Borrowers for whom a loan modification or short sale is not a feasible alternative to foreclosure will soon have the option of handing their property over to the bank, regardless of whether they are current on their payments.
As of March 1, borrowers who are current on their mortgage but meet certain criteria will be eligible for a deed-in-lieu of foreclosure or "mortgage release." Mortgage giants Fannie Mae and Freddie Mac will offer loan servicers $1,500, up from $275, for every deed-in-lieu completed following the new guidelines on or after that date, and will offer up to $6,000 to second-lien holders to expedite deeds-in-lieu.
The changes are a result of a push by the Federal Housing Finance Agency (FHFA), which regulates Fannie and Freddie, to streamline servicing requirements and paperwork between the two entities. In November, short-sale guidelines that were part of the same streamlining initiative went into effect and are expected to boost short sales.
- A hardship that has caused a reduction in income due to circumstances outside their control (fewer regular working hours, for example).
- A hardship that has caused an increase in housing expenses due to circumstances outside their control.
- Divorce or legal separation, or separation of borrowers unrelated by marriage, civil union or similar domestic partnership.
- Death of a borrower, or death of either the primary or secondary wage earner in the household.
- Long-term or permanent disability, or serious illness of a borrower or co-borrower or dependent family member.
- Disaster (natural or man-made) adversely impacting the property or borrower’s place of employment.
- Distant employment transfer or relocation.
- Business failure.
- Other: a hardship that is not covered above.
For mortgage loans that are current or less than 90 days delinquent, only borrowers with one of two of the hardships above would be eligible: the death of a borrower or co-borrower, or the long-term or permanent illness or disability of a borrower or co-borrower or dependent family member.
Additionally, for borrowers who are current or less than 31 days delinquent, the loan must be for the borrower’s principal residence, and borrowers’ total monthly debt-to-income ratio must exceed 55 percent in order to be eligible.
Unless prohibited by law, loan servicers will ask homeowners who have sufficient income or assets to contribute funds to cover part or all the shortfall between the outstanding loan balance and the property’s market value.
Borrowers who are eligible for a deed-in-lieu, occupy the mortgaged property and are not required to financially contribute to the deficiency can potentially receive up to $3,000 in relocation assistance. The guidelines require the property be vacant and broom swept or else the relocation assistance will be reduced by the cost of cleaning and repair, Fannie and Freddie said.
Loan servicers must conduct a property inspection and confirm the property’s vacant and "broom swept" condition before completing the deed-in-lieu.
The guidelines encourage homeowners to leave properties in good condition, "reducing the time required to list and sell properties, and potentially revitalizing neighborhoods more quickly," Freddie Mac said.

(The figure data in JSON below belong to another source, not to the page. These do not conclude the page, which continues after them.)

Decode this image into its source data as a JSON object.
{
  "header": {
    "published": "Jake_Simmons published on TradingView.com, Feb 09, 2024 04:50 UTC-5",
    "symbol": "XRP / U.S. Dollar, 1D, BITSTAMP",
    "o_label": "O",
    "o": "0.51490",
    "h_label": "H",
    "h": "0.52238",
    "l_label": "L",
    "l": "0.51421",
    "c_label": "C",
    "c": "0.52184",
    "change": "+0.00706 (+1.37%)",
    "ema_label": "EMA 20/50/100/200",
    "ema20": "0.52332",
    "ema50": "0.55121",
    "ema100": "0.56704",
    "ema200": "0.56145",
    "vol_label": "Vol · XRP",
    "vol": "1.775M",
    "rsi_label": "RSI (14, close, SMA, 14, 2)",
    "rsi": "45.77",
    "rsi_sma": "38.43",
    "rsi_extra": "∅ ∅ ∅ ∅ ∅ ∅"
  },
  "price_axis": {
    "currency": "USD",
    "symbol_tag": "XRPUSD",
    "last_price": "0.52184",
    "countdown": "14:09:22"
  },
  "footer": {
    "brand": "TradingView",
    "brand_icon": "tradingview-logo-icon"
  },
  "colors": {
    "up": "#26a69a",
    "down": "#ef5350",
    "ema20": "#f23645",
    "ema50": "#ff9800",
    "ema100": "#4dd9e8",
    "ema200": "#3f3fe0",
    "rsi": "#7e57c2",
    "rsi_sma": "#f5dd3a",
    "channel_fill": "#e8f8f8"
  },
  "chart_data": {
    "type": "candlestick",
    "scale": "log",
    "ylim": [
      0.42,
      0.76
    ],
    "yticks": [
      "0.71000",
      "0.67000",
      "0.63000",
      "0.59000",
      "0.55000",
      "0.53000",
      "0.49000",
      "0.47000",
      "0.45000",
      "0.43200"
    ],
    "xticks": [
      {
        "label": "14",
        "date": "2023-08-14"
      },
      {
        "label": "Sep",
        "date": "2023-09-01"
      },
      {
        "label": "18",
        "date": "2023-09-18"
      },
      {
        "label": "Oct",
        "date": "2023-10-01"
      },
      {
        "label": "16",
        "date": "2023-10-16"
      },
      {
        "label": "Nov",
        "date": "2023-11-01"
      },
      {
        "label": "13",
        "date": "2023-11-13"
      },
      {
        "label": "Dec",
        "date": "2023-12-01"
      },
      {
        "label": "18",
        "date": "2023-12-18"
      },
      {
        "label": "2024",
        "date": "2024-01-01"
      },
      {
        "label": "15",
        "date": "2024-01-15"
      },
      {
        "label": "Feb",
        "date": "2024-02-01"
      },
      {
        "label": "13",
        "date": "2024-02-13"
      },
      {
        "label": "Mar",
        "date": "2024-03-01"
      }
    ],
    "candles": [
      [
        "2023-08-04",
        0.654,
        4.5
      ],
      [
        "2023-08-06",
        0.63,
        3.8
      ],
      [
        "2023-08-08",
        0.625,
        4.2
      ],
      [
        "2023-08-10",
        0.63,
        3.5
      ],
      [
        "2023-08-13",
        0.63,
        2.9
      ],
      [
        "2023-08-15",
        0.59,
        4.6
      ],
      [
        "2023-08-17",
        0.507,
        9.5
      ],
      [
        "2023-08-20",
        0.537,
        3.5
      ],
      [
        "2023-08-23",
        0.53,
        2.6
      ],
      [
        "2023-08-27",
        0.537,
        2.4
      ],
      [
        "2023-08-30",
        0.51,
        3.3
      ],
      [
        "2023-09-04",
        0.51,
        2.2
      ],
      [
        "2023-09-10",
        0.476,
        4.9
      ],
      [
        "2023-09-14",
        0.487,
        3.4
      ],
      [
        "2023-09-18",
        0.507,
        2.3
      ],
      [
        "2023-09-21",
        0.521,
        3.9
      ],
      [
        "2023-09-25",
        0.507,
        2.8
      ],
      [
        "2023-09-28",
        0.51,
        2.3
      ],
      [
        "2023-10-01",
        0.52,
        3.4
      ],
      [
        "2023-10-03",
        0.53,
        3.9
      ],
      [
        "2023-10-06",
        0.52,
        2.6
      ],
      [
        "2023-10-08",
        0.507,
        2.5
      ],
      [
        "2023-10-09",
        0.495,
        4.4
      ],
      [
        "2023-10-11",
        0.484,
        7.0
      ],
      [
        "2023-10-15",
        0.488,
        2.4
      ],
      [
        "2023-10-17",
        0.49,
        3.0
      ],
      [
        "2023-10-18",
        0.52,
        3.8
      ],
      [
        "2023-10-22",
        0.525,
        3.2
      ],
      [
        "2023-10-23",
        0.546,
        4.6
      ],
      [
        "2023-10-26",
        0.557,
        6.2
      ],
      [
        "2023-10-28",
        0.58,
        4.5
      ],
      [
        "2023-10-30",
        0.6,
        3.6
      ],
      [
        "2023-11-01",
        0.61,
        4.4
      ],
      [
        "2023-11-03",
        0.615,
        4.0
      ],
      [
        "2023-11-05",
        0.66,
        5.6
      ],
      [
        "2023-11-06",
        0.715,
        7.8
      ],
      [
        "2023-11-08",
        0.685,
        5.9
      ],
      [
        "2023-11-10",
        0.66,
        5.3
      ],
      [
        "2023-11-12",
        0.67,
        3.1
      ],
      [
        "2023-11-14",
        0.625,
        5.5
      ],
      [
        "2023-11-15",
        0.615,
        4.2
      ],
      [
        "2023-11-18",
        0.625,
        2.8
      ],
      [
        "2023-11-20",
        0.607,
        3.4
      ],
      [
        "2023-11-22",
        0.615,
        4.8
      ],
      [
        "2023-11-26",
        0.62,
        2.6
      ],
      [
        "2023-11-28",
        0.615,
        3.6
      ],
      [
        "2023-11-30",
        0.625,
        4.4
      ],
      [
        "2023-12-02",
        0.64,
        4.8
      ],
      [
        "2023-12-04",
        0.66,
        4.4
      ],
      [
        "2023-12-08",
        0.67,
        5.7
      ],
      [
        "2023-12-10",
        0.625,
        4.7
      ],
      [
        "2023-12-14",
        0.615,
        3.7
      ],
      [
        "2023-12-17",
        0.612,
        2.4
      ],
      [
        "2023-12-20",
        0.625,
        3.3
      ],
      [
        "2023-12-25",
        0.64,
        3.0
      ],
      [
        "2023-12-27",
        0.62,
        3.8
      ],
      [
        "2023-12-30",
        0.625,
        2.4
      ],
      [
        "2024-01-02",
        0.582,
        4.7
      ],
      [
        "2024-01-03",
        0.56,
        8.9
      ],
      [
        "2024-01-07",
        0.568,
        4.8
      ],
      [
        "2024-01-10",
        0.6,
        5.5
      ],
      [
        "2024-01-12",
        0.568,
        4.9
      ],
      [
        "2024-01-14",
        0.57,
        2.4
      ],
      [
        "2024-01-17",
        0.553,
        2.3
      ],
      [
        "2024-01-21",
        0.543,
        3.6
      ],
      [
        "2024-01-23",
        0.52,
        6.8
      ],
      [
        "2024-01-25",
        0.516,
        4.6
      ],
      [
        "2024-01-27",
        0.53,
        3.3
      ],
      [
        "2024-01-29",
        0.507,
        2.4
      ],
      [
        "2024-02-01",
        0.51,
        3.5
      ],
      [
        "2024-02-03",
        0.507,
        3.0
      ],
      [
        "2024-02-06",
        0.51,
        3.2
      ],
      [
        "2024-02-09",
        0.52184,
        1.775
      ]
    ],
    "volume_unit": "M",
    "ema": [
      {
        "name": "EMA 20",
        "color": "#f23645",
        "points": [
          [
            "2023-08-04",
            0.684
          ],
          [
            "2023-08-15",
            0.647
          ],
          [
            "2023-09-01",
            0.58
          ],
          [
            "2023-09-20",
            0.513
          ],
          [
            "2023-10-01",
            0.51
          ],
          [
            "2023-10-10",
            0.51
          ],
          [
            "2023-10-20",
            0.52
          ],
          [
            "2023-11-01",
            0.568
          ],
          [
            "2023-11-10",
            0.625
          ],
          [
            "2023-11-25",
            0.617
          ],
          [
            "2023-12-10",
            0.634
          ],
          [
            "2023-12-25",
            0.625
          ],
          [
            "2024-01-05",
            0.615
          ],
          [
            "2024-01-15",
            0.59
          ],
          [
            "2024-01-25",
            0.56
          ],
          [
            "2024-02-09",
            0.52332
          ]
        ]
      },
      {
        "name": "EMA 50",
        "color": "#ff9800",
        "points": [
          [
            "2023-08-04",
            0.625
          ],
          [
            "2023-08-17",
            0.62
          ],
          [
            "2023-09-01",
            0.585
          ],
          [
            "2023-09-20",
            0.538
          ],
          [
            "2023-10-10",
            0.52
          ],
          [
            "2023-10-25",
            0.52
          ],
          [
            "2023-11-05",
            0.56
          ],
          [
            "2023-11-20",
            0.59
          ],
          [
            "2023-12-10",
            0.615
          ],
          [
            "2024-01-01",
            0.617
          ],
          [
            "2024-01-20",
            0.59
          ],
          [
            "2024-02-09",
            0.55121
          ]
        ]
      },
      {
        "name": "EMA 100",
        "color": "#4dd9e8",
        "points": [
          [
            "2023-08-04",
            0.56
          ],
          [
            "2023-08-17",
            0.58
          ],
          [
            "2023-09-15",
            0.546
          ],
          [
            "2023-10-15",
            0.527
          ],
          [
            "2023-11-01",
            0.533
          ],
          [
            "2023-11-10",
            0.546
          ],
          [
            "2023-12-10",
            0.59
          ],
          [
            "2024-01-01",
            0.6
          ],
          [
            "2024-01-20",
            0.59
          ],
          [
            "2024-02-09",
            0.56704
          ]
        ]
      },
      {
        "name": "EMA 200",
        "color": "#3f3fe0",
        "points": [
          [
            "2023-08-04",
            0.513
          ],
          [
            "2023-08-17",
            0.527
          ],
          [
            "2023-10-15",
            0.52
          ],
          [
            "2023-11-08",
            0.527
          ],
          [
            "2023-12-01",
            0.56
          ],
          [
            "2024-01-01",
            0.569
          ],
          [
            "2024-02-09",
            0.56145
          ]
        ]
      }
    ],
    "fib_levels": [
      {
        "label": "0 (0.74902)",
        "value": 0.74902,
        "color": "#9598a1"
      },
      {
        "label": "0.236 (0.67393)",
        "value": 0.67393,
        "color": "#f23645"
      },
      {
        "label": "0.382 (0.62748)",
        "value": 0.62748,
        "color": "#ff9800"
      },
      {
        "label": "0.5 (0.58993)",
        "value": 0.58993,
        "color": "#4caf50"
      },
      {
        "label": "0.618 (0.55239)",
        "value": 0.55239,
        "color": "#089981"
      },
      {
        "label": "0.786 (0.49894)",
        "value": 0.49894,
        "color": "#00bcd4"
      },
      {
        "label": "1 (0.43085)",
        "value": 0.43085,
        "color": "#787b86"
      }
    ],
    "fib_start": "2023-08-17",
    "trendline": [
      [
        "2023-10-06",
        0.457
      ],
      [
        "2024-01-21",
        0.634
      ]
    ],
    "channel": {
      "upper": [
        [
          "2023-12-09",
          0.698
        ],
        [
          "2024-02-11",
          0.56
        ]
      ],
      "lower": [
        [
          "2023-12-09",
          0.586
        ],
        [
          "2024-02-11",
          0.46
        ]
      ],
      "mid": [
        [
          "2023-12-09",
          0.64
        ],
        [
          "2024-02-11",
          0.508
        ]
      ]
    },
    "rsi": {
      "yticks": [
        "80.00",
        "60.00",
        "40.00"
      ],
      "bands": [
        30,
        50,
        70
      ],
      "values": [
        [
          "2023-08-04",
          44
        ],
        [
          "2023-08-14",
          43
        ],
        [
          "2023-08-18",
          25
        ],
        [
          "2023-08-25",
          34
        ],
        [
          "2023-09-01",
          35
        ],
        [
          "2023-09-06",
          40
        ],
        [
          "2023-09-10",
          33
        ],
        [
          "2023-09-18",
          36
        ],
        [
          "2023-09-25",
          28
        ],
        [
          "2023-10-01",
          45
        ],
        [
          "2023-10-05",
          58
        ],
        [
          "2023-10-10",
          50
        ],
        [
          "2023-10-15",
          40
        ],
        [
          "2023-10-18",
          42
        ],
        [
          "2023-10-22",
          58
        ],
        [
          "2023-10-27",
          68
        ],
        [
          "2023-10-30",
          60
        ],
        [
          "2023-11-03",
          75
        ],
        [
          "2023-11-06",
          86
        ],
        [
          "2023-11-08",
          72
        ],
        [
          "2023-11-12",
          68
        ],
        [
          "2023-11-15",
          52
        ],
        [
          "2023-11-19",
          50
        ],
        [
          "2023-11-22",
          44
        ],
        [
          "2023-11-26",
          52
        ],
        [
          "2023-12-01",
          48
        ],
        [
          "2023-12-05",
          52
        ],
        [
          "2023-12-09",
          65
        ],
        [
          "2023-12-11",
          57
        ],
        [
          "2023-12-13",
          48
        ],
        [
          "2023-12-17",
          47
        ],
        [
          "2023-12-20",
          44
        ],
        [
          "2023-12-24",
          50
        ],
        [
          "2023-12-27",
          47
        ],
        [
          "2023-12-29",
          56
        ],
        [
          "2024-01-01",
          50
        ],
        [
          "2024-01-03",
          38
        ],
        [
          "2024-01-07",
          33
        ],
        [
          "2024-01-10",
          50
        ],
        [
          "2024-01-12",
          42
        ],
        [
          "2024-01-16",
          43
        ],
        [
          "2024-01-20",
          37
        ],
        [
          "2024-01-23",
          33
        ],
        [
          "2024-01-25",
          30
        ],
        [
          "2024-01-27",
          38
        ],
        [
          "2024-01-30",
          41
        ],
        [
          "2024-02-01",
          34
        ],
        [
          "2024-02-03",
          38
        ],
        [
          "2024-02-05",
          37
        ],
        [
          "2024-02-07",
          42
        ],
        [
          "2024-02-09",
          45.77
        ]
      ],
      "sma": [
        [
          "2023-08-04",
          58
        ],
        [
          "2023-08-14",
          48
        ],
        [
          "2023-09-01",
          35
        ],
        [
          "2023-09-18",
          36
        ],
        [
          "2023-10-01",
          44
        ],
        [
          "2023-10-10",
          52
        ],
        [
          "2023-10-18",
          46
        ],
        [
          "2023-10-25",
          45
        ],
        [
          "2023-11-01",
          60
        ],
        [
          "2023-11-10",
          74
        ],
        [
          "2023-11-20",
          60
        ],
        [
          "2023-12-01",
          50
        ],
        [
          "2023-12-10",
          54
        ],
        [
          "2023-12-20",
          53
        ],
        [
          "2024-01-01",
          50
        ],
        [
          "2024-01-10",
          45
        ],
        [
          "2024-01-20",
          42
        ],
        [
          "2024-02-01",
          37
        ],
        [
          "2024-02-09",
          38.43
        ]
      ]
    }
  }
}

Although the guidelines will help borrowers escape underwater loans, they will also add to losses incurred by taxpayers who bailed out Fannie and Freddie to the tune of $190 billion, Bloomberg reported. Taxpayers have received $50 billion of that back.

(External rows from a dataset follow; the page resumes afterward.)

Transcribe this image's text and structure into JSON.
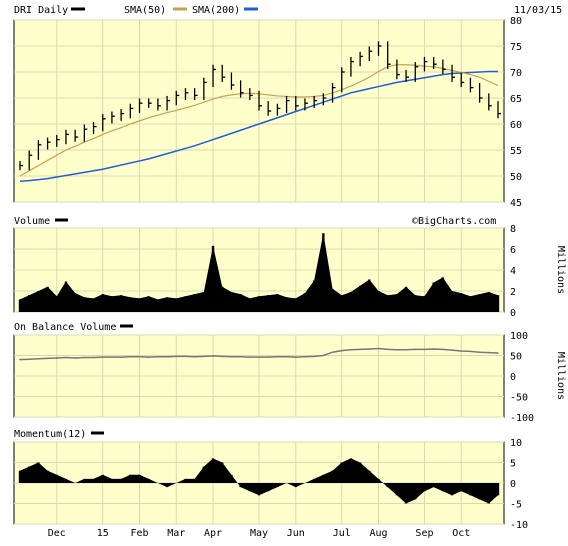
{
  "header": {
    "symbol_label": "DRI Daily",
    "sma50_label": "SMA(50)",
    "sma200_label": "SMA(200)",
    "date": "11/03/15",
    "watermark": "©BigCharts.com"
  },
  "colors": {
    "panel_bg": "#ffffcc",
    "grid": "#d9d9b0",
    "price": "#000000",
    "sma50": "#c8a050",
    "sma200": "#1e5fd8",
    "volume": "#000000",
    "obv": "#777777",
    "momentum": "#000000"
  },
  "chart_data": [
    {
      "type": "line",
      "title": "DRI Daily",
      "series": [
        {
          "name": "DRI Daily",
          "x": [
            "2014-11-03",
            "2014-11-10",
            "2014-11-17",
            "2014-11-24",
            "2014-12-01",
            "2014-12-08",
            "2014-12-15",
            "2014-12-22",
            "2014-12-29",
            "2015-01-05",
            "2015-01-12",
            "2015-01-19",
            "2015-01-26",
            "2015-02-02",
            "2015-02-09",
            "2015-02-16",
            "2015-02-23",
            "2015-03-02",
            "2015-03-09",
            "2015-03-16",
            "2015-03-23",
            "2015-03-30",
            "2015-04-06",
            "2015-04-13",
            "2015-04-20",
            "2015-04-27",
            "2015-05-04",
            "2015-05-11",
            "2015-05-18",
            "2015-05-26",
            "2015-06-01",
            "2015-06-08",
            "2015-06-15",
            "2015-06-22",
            "2015-06-29",
            "2015-07-06",
            "2015-07-13",
            "2015-07-20",
            "2015-07-27",
            "2015-08-03",
            "2015-08-10",
            "2015-08-17",
            "2015-08-24",
            "2015-08-31",
            "2015-09-08",
            "2015-09-14",
            "2015-09-21",
            "2015-09-28",
            "2015-10-05",
            "2015-10-12",
            "2015-10-19",
            "2015-10-26",
            "2015-11-02"
          ],
          "values": [
            52,
            54,
            56,
            56.5,
            57,
            58,
            57.5,
            59,
            59.5,
            61,
            61.5,
            62,
            63,
            64,
            64,
            63.5,
            64.5,
            65.5,
            66,
            65.5,
            68,
            70.5,
            69,
            67.5,
            66,
            65.5,
            63.5,
            62.5,
            63,
            64.5,
            63.5,
            64,
            64.5,
            65,
            67,
            70,
            72,
            73,
            74,
            75,
            71.5,
            69.5,
            69,
            71,
            72,
            71.5,
            70.5,
            69,
            68,
            67,
            65,
            63.5,
            62
          ]
        },
        {
          "name": "SMA(50)",
          "values": [
            50,
            51,
            52,
            53,
            54,
            55,
            55.7,
            56.5,
            57.2,
            58,
            58.7,
            59.3,
            60,
            60.6,
            61.2,
            61.7,
            62.2,
            62.6,
            63.1,
            63.6,
            64.2,
            64.8,
            65.3,
            65.6,
            65.8,
            65.9,
            65.8,
            65.6,
            65.4,
            65.3,
            65.2,
            65.2,
            65.3,
            65.5,
            66,
            66.6,
            67.3,
            68.1,
            69,
            70.1,
            71,
            71.4,
            71.4,
            71.3,
            71.1,
            71,
            70.7,
            70.3,
            69.9,
            69.5,
            69,
            68.2,
            67.4
          ]
        },
        {
          "name": "SMA(200)",
          "values": [
            49,
            49.1,
            49.3,
            49.5,
            49.8,
            50.1,
            50.4,
            50.7,
            51,
            51.3,
            51.7,
            52.1,
            52.5,
            52.9,
            53.3,
            53.8,
            54.3,
            54.8,
            55.3,
            55.8,
            56.4,
            57,
            57.6,
            58.2,
            58.8,
            59.4,
            60,
            60.6,
            61.2,
            61.8,
            62.4,
            63,
            63.6,
            64.2,
            64.8,
            65.4,
            66,
            66.4,
            66.8,
            67.2,
            67.6,
            68,
            68.3,
            68.6,
            68.9,
            69.2,
            69.5,
            69.7,
            69.8,
            69.9,
            70,
            70.1,
            70.1
          ]
        }
      ],
      "ylim": [
        45,
        80
      ],
      "yticks": [
        "80",
        "75",
        "70",
        "65",
        "60",
        "55",
        "50",
        "45"
      ],
      "grid": true
    },
    {
      "type": "bar",
      "title": "Volume",
      "ylabel": "Millions",
      "ylim": [
        0,
        8
      ],
      "yticks": [
        "8",
        "6",
        "4",
        "2",
        "0"
      ],
      "values": [
        1.2,
        1.6,
        2.0,
        2.4,
        1.5,
        2.9,
        1.8,
        1.4,
        1.3,
        1.7,
        1.5,
        1.6,
        1.4,
        1.3,
        1.5,
        1.2,
        1.4,
        1.3,
        1.5,
        1.7,
        1.9,
        6.3,
        2.4,
        1.9,
        1.7,
        1.3,
        1.5,
        1.6,
        1.7,
        1.4,
        1.3,
        1.8,
        3.0,
        7.5,
        2.2,
        1.6,
        1.9,
        2.5,
        3.1,
        2.0,
        1.6,
        1.7,
        2.4,
        1.6,
        1.5,
        2.8,
        3.3,
        2.0,
        1.8,
        1.5,
        1.7,
        1.9,
        1.6
      ]
    },
    {
      "type": "line",
      "title": "On Balance Volume",
      "ylabel": "Millions",
      "ylim": [
        -100,
        100
      ],
      "yticks": [
        "100",
        "50",
        "0",
        "-50",
        "-100"
      ],
      "values": [
        40,
        41,
        42,
        43,
        44,
        45,
        44,
        45,
        45,
        46,
        46,
        46,
        47,
        47,
        46,
        47,
        47,
        48,
        48,
        47,
        48,
        49,
        48,
        47,
        47,
        46,
        46,
        46,
        47,
        47,
        46,
        47,
        48,
        50,
        58,
        62,
        64,
        65,
        66,
        67,
        65,
        64,
        64,
        65,
        65,
        66,
        65,
        63,
        61,
        60,
        58,
        57,
        56
      ]
    },
    {
      "type": "bar",
      "title": "Momentum(12)",
      "ylim": [
        -10,
        10
      ],
      "yticks": [
        "10",
        "5",
        "0",
        "-5",
        "-10"
      ],
      "values": [
        3,
        4,
        5,
        3,
        2,
        1,
        0,
        1,
        1,
        2,
        1,
        1,
        2,
        2,
        1,
        0,
        -1,
        0,
        1,
        1,
        4,
        6,
        5,
        2,
        -1,
        -2,
        -3,
        -2,
        -1,
        0,
        -1,
        0,
        1,
        2,
        3,
        5,
        6,
        5,
        3,
        1,
        -1,
        -3,
        -5,
        -4,
        -2,
        -1,
        -2,
        -3,
        -2,
        -3,
        -4,
        -5,
        -3
      ]
    }
  ],
  "x_axis": {
    "labels": [
      "Dec",
      "15",
      "Feb",
      "Mar",
      "Apr",
      "May",
      "Jun",
      "Jul",
      "Aug",
      "Sep",
      "Oct"
    ],
    "label_indices": [
      4,
      9,
      13,
      17,
      21,
      26,
      30,
      35,
      39,
      44,
      48
    ]
  }
}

"It’s an extraordinarily generous approach for companies still in debt to American taxpayers," Phillip Swagel, a professor at the University of Maryland’s School of Public Policy, told Bloomberg. "We’re giving people an incentive to walk away, right when the housing market is starting to right itself."

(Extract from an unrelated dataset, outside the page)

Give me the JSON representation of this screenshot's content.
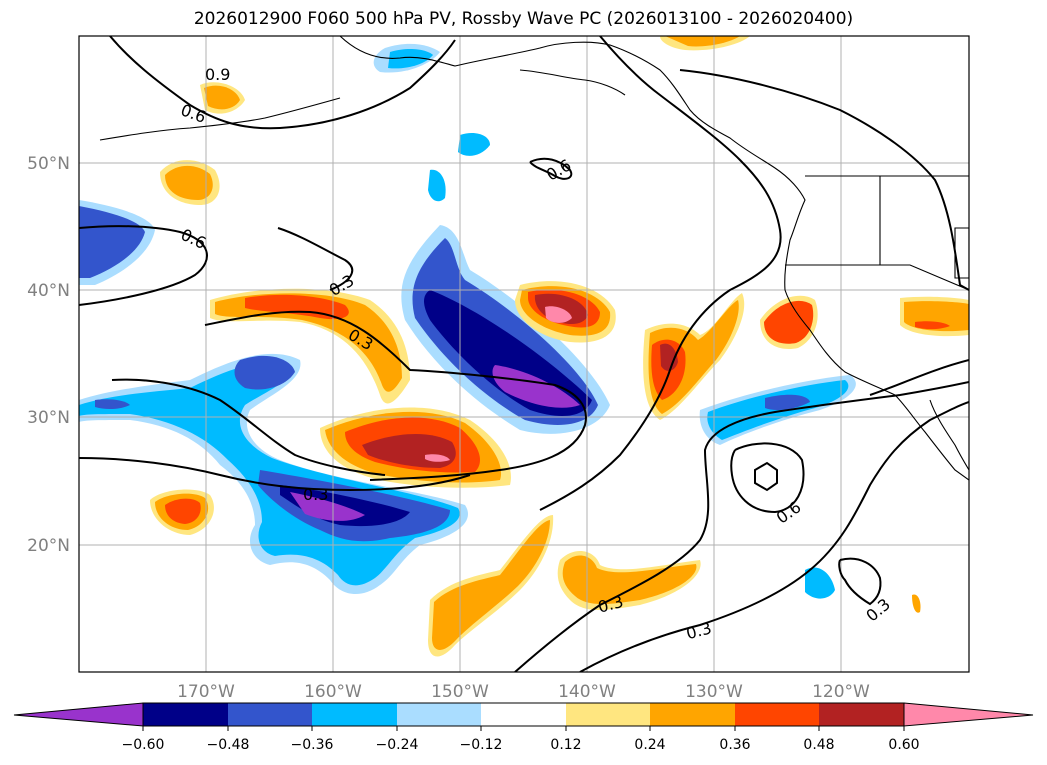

Julia Gordon, director of housing finance and policy at the Center for American Progress, told Bloomberg that the changes will preserve home values and reduce upkeep expenses for Fannie and Freddie.
"Fannie and Freddie are finally recognizing that some people are stuck in their homes," she said. "There are a lot of families who need to move who can’t do it if they’re going to have debt hanging over their heads. There’s no winner when someone is forced to default on their mortgage — not the investor, not the homeowner, and certainly not the neighborhood."